Because most people have an eight-second attention span and will see this as a reflection only of the last election, bear in mind that while the effort last November was to get people who otherwise couldn’t be bothered to vote out to vote against Trump, this is a Democrat issue. But what happens when the Republicans offer the uninformed and unmotivated freebies to get their vote and the sides shift and Dems are crying rigged election because vote harvesters come in with bushels of mail-in ballots from their low information, low effort voters? If history means anything, it’s that sides change and arguments swap without shame.

There is little doubt that the states should not create impediments to the exercise of the civic right to vote. But what are impediments? And after that’s been defined, what about going beyond neutral into facilitating voting?

Is it an impediment to require that a person register to vote at some point in, say, the two years prior to an election, or is that too much of a burden such that anything less than same day registration is voter suppression? Is it too much to expect a voter to show identification, to show that he is the citizen exercising his civic right?

It’s persuasively argued that requiring people to show up on one day, and only one day, that isn’t even a holiday from work, to vote is too onerous for many. But what’s needed to lift that burden? A work holiday? A four-day in-person voting period? Universal mail-in voting with a requirement that stamp-free ballots be received by a certain date, or received any time within a three-month period?

Why not internet voting, a voting app, vote-by-Facebook or Instagram? If mail-in ballots require too much work to get right, or that voters have pens (old school writing devices using ink), is that not too much of a burden on their exercise of this civic right? Should registered-at-birth voters be put to the task of requesting mail-in ballots or should they be sent to everyone, regardless of whether they’re still alive, still at the same address, still living in this country?

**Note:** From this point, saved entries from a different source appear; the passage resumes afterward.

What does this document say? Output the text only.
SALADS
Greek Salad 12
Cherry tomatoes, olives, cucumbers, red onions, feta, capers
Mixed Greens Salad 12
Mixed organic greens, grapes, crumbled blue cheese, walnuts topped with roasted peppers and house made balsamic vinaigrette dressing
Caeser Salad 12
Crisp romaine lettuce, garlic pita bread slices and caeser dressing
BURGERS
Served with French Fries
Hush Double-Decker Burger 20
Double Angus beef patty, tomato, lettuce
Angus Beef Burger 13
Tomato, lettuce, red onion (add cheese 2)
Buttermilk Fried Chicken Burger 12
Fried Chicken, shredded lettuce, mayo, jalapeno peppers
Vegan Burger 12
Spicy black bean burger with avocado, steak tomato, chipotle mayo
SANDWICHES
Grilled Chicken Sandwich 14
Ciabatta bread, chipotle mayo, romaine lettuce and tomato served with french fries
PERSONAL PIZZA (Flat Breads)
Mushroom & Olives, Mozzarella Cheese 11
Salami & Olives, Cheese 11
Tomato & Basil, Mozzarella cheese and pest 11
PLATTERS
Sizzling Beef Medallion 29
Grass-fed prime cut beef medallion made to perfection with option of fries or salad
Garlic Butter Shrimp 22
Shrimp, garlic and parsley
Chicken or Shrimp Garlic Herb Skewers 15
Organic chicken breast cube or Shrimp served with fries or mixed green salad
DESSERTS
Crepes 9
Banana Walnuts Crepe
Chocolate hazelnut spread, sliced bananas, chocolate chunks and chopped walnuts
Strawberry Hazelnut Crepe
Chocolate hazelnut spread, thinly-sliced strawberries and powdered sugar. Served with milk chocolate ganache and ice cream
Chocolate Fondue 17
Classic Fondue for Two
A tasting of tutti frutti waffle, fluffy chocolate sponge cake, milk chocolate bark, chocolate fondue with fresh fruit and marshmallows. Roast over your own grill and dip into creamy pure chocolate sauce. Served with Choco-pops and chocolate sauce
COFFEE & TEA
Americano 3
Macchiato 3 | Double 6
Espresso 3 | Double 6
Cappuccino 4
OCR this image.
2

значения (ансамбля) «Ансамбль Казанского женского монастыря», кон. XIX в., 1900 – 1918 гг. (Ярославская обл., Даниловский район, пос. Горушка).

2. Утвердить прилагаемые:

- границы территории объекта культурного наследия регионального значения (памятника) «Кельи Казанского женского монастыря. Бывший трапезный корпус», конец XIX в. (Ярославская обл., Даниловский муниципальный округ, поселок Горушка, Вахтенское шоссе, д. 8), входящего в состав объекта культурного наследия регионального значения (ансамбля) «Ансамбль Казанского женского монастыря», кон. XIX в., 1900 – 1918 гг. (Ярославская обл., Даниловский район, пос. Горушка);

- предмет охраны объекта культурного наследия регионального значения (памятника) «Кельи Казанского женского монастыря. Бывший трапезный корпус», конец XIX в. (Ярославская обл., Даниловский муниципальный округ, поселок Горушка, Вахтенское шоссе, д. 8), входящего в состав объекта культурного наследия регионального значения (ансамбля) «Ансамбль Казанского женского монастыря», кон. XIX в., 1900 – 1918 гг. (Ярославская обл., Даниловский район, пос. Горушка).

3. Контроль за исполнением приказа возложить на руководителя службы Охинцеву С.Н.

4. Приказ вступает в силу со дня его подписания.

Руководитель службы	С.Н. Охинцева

One of the tacit challenges of being required to physically show up at the designated polling place was that it required some small degree of effort to vote. That meant that only people who cared enough to make the effort would cast a ballot. Granted, this presented a burden to those whose work make that effort greater, even impossible, when they were otherwise willing to do so, and this served as an impediment to voting. Combined with the reality that any single vote was of marginal utility (yes, there are outliers where a few votes swung an election, but they’re outliers), and so it was not entirely irrational to shrug off voting because it was inconvenient and one vote didn’t really matter anyway.

This isn’t to suggest any particular outcome is better than any other. But then, the pyramid of citizenship suggests that many, perhaps most, voters won’t have sufficient information and interest in governance to contribute much to the vote. It’s not that citizens don’t have the right to vote, just as they have the right to yell “Fuck the draft” at everyone they see or watch videos of them crushing poor helpless animals in high heels, but does that make it a good idea that they do so? And if it does, what is the tipping point of effort to be required to exercise their right, or must states make voting so easy and effortless that lifting a finger is “Jim Crow in new clothes”?